Service of claim forms
The court used its power under CPR 3.10 to order that service of an unsealed claim form was good service. The identical sealed version had been served two days after the very short deadline in procurement proceedings. The strict time limits in procurement cases, and the "peculiar facts of this case" which included confusion of dates generated by CE-File also justified validating unauthorised service by email (Citysprint UK Ltd v Barts Health NHS Trust).
QOCS and costs set-off
The Supreme Court has held that a defendant to a personal injury claim can no longer set off its costs against costs ordered in the claimant’s favour. Such a defendant can only enforce the order up to the value of orders for damages and interest made in the claimant’s favour (CPR 44.14). The court recognised that the result might look counterintuitive and unfair but it was part of the Qualified One-way Costs Shifting scheme devised to protect claimants against liability for costs and to remove the burden of paying success fees and ATE premiums from defendants’ insurers (Ho v Adelekun).
Disclosure and control
The defendant was ordered to disclose documents held by a third-party agent, as they were within the defendant's control under CPR 31.8. The decision, which also considers the Disclosure Pilot Scheme and PD 51U, offers guidance on how the court will analyse the function of an agent to determine whether documents held by a third party are within a party's control (Quartz Assets LLC and another v Kestrel Coal Midco Pty Ltd).
Data breach claims
Victims of cyber-attacks can only seek redress through a claim solely for breach of data protection litigation. Misuse of private information, breach of confidence and negligence cannot be cited as causes of action in a claim for compensation for distress relating to a cyber-security breach. ATE premiums have remained recoverable for "publication and privacy" proceedings but this ruling means that claimants will no longer be entitled to seek recovery of the ATE premium from the opponent in such claims (Warren v DSG Retail – see our briefing on this case and the Supreme Court's decision in Lloyd vs Google here).

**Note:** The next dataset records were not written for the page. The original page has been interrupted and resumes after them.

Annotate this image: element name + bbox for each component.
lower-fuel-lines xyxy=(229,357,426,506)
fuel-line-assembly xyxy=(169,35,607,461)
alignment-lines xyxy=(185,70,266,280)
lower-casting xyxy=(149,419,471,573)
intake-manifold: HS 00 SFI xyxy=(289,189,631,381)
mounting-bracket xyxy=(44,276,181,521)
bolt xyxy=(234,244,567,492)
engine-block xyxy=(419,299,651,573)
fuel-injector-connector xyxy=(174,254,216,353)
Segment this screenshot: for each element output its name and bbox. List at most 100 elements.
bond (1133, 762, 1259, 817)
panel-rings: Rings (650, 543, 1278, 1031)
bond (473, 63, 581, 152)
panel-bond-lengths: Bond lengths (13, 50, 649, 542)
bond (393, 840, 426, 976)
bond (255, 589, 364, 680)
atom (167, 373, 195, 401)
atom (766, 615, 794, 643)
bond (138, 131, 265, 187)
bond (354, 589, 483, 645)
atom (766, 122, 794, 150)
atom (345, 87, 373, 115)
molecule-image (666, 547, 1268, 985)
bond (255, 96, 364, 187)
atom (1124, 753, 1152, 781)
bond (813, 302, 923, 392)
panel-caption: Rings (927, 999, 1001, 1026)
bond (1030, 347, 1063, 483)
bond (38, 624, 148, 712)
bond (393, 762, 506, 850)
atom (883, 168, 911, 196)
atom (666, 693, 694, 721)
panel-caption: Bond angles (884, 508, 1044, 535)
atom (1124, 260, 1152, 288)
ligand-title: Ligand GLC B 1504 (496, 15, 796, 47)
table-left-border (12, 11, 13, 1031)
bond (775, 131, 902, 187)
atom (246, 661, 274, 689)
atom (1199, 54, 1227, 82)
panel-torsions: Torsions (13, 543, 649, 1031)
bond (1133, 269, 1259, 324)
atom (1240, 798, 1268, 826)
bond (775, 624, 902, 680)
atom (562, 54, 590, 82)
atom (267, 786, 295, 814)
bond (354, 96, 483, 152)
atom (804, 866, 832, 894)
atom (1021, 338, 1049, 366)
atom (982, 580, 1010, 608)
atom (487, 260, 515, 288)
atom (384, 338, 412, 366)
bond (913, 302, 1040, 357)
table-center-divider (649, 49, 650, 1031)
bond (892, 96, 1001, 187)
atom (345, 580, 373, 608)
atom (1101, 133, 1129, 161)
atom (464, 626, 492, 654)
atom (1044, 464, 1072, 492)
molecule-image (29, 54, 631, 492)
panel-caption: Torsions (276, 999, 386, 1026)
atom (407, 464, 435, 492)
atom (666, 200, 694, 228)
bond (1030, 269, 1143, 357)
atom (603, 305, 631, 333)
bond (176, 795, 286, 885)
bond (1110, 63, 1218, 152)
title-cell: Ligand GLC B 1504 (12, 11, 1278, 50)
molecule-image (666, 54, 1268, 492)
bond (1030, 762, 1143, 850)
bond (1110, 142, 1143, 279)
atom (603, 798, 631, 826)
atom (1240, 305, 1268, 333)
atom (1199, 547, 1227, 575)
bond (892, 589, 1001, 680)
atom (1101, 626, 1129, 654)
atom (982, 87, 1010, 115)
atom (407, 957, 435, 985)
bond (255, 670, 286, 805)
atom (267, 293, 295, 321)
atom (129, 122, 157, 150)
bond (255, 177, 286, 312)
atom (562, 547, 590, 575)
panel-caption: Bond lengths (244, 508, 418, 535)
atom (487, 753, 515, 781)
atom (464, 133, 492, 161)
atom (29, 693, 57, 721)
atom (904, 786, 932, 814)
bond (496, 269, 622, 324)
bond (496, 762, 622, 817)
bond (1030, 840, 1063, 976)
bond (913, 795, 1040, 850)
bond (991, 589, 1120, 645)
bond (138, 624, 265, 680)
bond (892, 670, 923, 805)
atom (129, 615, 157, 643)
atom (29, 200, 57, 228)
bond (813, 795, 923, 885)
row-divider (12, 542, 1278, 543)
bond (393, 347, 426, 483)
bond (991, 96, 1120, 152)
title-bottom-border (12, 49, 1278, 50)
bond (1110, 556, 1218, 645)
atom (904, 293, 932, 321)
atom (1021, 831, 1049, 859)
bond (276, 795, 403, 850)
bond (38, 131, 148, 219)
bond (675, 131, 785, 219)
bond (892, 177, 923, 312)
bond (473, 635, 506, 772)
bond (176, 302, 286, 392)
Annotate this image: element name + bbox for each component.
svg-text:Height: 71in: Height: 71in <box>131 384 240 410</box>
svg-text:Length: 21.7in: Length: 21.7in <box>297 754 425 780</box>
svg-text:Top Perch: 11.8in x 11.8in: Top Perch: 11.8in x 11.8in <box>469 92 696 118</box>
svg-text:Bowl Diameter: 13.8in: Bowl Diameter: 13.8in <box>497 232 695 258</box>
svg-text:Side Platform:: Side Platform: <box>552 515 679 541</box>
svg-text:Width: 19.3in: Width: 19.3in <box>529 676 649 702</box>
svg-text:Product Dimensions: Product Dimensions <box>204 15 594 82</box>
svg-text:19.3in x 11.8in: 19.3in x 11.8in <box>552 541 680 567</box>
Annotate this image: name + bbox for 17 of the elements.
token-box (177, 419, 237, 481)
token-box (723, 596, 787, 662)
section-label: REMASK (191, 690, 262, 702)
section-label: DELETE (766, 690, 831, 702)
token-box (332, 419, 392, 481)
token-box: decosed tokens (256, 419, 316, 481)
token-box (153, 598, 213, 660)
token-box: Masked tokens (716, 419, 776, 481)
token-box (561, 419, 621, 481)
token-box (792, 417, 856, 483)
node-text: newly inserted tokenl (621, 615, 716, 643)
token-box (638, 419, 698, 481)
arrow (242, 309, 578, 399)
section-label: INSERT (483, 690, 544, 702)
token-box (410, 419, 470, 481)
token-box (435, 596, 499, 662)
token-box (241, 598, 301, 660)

Without prejudice correspondence
The protection attached to a chain of emails marked “without prejudice” extended to a subsequent email even though it was not so labelled. The last email plainly followed on from the prior emails seeking to resolve a dispute and there had been no clear indication that the sender wished to shift to “open” communications. As a result, the recipient’s non-response to that email was similarly protected and could not be relied on. The court also rejected an argument that certain portions of the without prejudice emails fell outside the privilege because the issue they dealt with was separate to the dispute being negotiated (Jones v Lydon).
Non-party costs orders
The Court of Appeal held that, to make a non-party costs order against the director of an insolvent company under section 51 of the Senior Courts Act 1981, it has to be shown not only that the director controlled and funded the company's conduct of the unsuccessful litigation, but also that the director benefited (or sought to benefit) personally from the litigation, or acted in bad faith or was responsible for some sort of impropriety (Goknur Gida Maddeleri Enerji Imalet Ithalat Ihracat Ticaret Ve Sanayi AS v Aytacli).
Competition class actions
The Competition Appeal Tribunal (CAT) has approved the first application for a collective proceedings order (CPO) under the UK’s competition class action regime. The CAT rejected the application in 2017 but reconsidered it following an appeal to the Supreme Court. However, the CAT refused Merricks permission to amend the claim form in order to include deceased persons in the class, and refused a claim for compound interest (Merricks v MasterCard Inc).